Başka bir röportajınızda “Herkes kendisinin şifacısı olmalı ve ona neyin iyi geldiğini bulmalı.” demişsiniz. Size iyi gelen şey nedir?

 

Bana iyi gelen şey sakinlik, sevgi, huzur, barış, mutluluk… Ben oralarda üretici olup, üreten bir yere gelebiliyorum. Aslında stres altında da çalışmayı becerebilenlerdenim; stres ve zor koşullar beni bozmuyor ama tabii ki tercih edebileceksek herkes gibi ben de huzurlu, mutlu, barış içinde ve eşit bir ortamda çalışmayı severim, öyle bir ortamı tercih ederim her zaman üretimlerimde.

 

“SENARYO YA DA HİKAYE YAZARKEN ANKARA’YA GİTMEYİ ÇOK İSTİYORUM”

 

Ankara doğumlusunuz ve üniversiteyi de orada okudunuz. Ankara’yı özlediğiniz oluyor mu, en son Ankara’yı ne zaman ziyaret etme şansınız oldu?

 

Ankara’yı özlüyorum tabii. Eski Ankara’yı da çok özlüyorum, çünkü Ankara da çok değişti. Yani benim zamanımda Ankara’nın merkezi; Kızılay, Sakarya Caddesi, Tunalı Hilmi, Esat, oralardı... Şimdi o merkezler kaydı. Ankara’nın artık birçok merkezi var. Bizim gitmeye uzaklığından dolayı imtina ettiğimiz Ankara’nın semtleri şimdi merkez olmaya doğru gidiyor, hatta merkez oldular. Kendi içlerinde başka merkezler yarattılar. E bu da tabii gelişimin getirdiği bir sonuç. O anlamda da bir dönüp bakmak gerekiyor; bu merkezi kayan şehirler ne gibi zararlar görüyor, onlara neler oluyor? Ben Ankara için o anlamda biraz kaygılıyım ama. Yine de gittiğimde ben eski Ankara’yı görüyorum. Sürekli gittiğim mekanlar var. Onlara yine yetişebiliyorum, çok şükür. Gittiklerimin hepsi kapanmadı. Ankara’da çorbayı nerede içeceğimi, yemeğimi nerede yiyeceğimi, hangi semtin pazarına gideceğimi hala biliyorum ve hala da onlar duruyorlar.
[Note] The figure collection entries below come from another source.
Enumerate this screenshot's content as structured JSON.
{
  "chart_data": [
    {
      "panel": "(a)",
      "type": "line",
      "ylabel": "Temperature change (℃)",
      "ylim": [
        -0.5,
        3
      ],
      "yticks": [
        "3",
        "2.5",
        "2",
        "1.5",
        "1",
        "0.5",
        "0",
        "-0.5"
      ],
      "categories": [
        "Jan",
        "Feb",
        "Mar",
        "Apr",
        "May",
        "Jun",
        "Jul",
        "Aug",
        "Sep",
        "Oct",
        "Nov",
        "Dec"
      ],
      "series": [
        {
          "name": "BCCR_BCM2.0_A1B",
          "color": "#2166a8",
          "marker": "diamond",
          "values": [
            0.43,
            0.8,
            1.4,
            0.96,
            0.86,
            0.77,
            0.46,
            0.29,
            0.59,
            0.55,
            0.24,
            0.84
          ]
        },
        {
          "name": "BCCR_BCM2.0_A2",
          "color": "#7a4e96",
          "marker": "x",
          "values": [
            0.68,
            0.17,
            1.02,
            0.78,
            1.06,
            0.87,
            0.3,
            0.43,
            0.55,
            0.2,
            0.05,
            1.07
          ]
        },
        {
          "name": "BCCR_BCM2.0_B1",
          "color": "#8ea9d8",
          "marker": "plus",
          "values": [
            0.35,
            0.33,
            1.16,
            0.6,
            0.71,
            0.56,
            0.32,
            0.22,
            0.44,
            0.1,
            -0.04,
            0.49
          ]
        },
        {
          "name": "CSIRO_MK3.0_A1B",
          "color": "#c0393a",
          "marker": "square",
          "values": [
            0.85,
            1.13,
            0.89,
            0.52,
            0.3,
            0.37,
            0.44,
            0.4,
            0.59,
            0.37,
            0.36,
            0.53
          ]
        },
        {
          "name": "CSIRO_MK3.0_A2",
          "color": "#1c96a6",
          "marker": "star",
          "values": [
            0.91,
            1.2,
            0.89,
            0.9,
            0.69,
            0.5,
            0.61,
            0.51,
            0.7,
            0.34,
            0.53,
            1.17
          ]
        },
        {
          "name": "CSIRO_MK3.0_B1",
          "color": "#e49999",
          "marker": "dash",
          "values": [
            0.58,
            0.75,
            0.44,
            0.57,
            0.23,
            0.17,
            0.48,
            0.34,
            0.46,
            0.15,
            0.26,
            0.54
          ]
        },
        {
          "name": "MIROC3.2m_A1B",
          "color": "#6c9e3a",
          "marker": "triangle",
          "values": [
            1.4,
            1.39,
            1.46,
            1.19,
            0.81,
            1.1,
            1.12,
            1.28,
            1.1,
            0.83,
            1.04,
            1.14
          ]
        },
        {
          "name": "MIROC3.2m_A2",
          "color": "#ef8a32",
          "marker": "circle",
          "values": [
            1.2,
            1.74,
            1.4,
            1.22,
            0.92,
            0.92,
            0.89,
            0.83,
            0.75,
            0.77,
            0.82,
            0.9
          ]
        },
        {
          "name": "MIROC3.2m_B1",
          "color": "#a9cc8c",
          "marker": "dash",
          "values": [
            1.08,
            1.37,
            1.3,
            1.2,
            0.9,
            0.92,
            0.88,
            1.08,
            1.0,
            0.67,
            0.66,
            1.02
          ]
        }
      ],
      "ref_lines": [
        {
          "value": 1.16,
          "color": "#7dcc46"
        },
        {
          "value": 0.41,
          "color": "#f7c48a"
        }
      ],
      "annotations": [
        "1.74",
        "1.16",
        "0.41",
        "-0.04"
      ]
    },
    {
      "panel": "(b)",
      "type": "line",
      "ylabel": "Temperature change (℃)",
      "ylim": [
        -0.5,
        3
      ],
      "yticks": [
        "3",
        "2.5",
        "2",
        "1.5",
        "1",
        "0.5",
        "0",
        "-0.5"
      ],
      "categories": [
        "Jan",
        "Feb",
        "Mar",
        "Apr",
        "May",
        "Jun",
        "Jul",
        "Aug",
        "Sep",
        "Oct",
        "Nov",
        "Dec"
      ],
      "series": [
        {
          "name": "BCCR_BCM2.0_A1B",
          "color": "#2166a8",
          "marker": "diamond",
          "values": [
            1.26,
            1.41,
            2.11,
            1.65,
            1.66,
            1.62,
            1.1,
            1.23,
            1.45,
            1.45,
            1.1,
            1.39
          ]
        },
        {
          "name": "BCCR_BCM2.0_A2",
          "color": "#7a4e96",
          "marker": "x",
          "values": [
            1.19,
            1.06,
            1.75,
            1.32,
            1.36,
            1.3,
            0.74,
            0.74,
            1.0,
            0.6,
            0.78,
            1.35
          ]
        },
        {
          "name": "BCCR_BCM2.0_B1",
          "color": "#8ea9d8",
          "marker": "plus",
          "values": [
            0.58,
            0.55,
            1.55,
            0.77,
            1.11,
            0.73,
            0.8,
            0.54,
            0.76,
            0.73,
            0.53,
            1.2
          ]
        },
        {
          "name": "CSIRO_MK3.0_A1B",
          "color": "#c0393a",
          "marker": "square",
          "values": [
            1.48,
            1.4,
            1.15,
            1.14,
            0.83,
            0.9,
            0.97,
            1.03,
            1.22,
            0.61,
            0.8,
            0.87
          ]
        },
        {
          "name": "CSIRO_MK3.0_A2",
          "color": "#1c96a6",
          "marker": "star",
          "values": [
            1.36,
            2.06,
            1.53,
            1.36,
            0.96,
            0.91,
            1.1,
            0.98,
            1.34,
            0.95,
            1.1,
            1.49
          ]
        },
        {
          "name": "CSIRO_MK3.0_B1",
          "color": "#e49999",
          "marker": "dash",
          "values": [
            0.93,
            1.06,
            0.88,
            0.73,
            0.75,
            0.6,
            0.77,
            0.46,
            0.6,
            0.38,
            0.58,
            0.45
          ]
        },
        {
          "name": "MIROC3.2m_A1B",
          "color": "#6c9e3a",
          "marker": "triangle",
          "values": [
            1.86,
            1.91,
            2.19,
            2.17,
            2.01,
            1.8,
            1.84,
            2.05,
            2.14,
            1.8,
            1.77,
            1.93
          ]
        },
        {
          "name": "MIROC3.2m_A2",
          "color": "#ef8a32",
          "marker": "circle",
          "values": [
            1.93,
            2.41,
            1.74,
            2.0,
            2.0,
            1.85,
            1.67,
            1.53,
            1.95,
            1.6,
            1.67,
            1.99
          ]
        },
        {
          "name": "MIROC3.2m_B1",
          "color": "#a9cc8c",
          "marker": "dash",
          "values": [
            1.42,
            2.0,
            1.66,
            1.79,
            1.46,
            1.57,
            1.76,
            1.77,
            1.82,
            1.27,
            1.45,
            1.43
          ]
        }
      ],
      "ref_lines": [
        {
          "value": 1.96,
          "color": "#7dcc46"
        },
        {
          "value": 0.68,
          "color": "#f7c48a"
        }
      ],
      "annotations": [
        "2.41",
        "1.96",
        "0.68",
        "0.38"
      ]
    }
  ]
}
Onlar, aidiyetlerimizi oluşturan şeyler oluyor zaten. Ankara’da arkadaşlarım da var hala. Benim için gerçekten bir huzur yeri, gittiğimde 3-5 gün kalıp kafamı dinleyeceğim ve eski günleri yad edeceğim bir yer; özellikle de bir şey yazarken Ankara’ya gitmeyi çok istiyorum. Senaryo ya da bir hikaye yazarken... Ankara Üniversitesi mezunu olmuş olmak da bana başka bir aidiyet getiriyor tabii. Oradaki hocalarımla da sıklıkla görüşüyorum. Ve çok değerli katkılarını hala almaya devam ediyorum. Ankara benim için önemli, ilham verici bir yer.